Frustrational Level Versus Think Time
The concept of allowing students to struggle is not to leave students left to flounder, but instead, allow students to push themselves and experience their true capabilities and grow from errors. Educators continually strive to prepare students by providing texts on ability levels or providing countless strategies to utilize in order to demonstrate success. It is okay to let students explore texts above their ability level, or attempt skills and concepts about their grade level. If a student initially fails, it is important to praise the attempt, then as an educator, provide instruction and scaffolds for the student (Fisher & Frey, 2017, p. 85-86). “It is crucial that no student be able to coast to success time after time; this experience can create the fixed-mindset belief that you are smart only if you can succeed without effort” (Dweck, 2010, p. 16-20).
Lead by Example
As an adult, do you tend to shy away from challenging situation? Or tackle it as a learning opportunity? Students need support and the reassurance that struggling is a natural part of life, but some students may never see role models in their lives struggle. The actions educators take are an example to the students. Dweck points out the power of “yet”. When students state they do not understand a skill or concept, educators should respond with “yet” (2010, p. 16-20). When educators reflect on personal struggles and engage in using “yet”, this models to the students that everyone encounters a struggle at some point. Students need to know teachers, too, make mistakes. Educators must encourage “learners to view struggle as a necessary part of learning and growth” (Fisher & Frey, 2017, p. 85-86). When educators simply change their terminology, students can become empowered by failures that will eventually led to success.

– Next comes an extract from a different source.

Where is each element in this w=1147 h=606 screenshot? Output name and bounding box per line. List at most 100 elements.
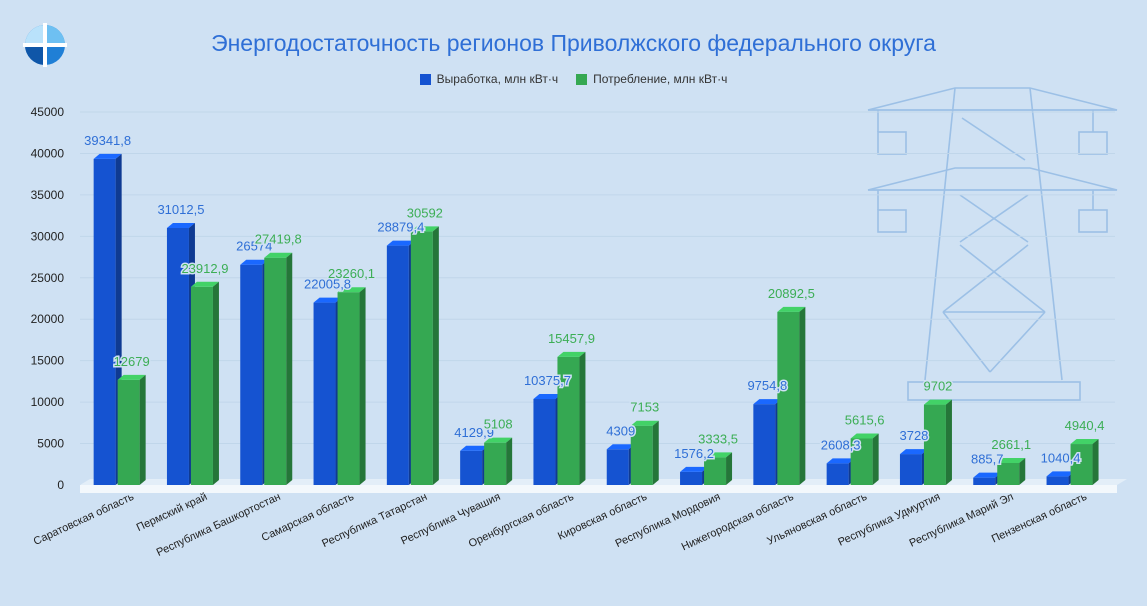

As stated earlier, the purpose of struggle is not to leave students to fend for themselves. Educators must be purposeful when designing lessons that will allow for students to struggle in meaningful, authentic experiences. Proper think time is needed for students, and proper assistance and scaffolding is needed from educators. Praising the thought process versus the final outcome is powerful. Simply reminding students of the power of “yet” is impactful. “When students initially struggle or make mistakes, the teacher should view this as an opportunity to teach students how to try different strategies if the first ones don't work—how to step back and think about what to try next, like a detective solving a mystery” (Dwek, 2010, p. 26-20). Students are the detectives and must solve mysteries. This is a simple way of looking at an opportunity for struggle time, but can be so influential in the long run. Students need to realize that a struggle does not mean failure. Embracing the thought process and encouraging students to take risks can enhance the world of education. This is a transferable skill from the classroom to the real world.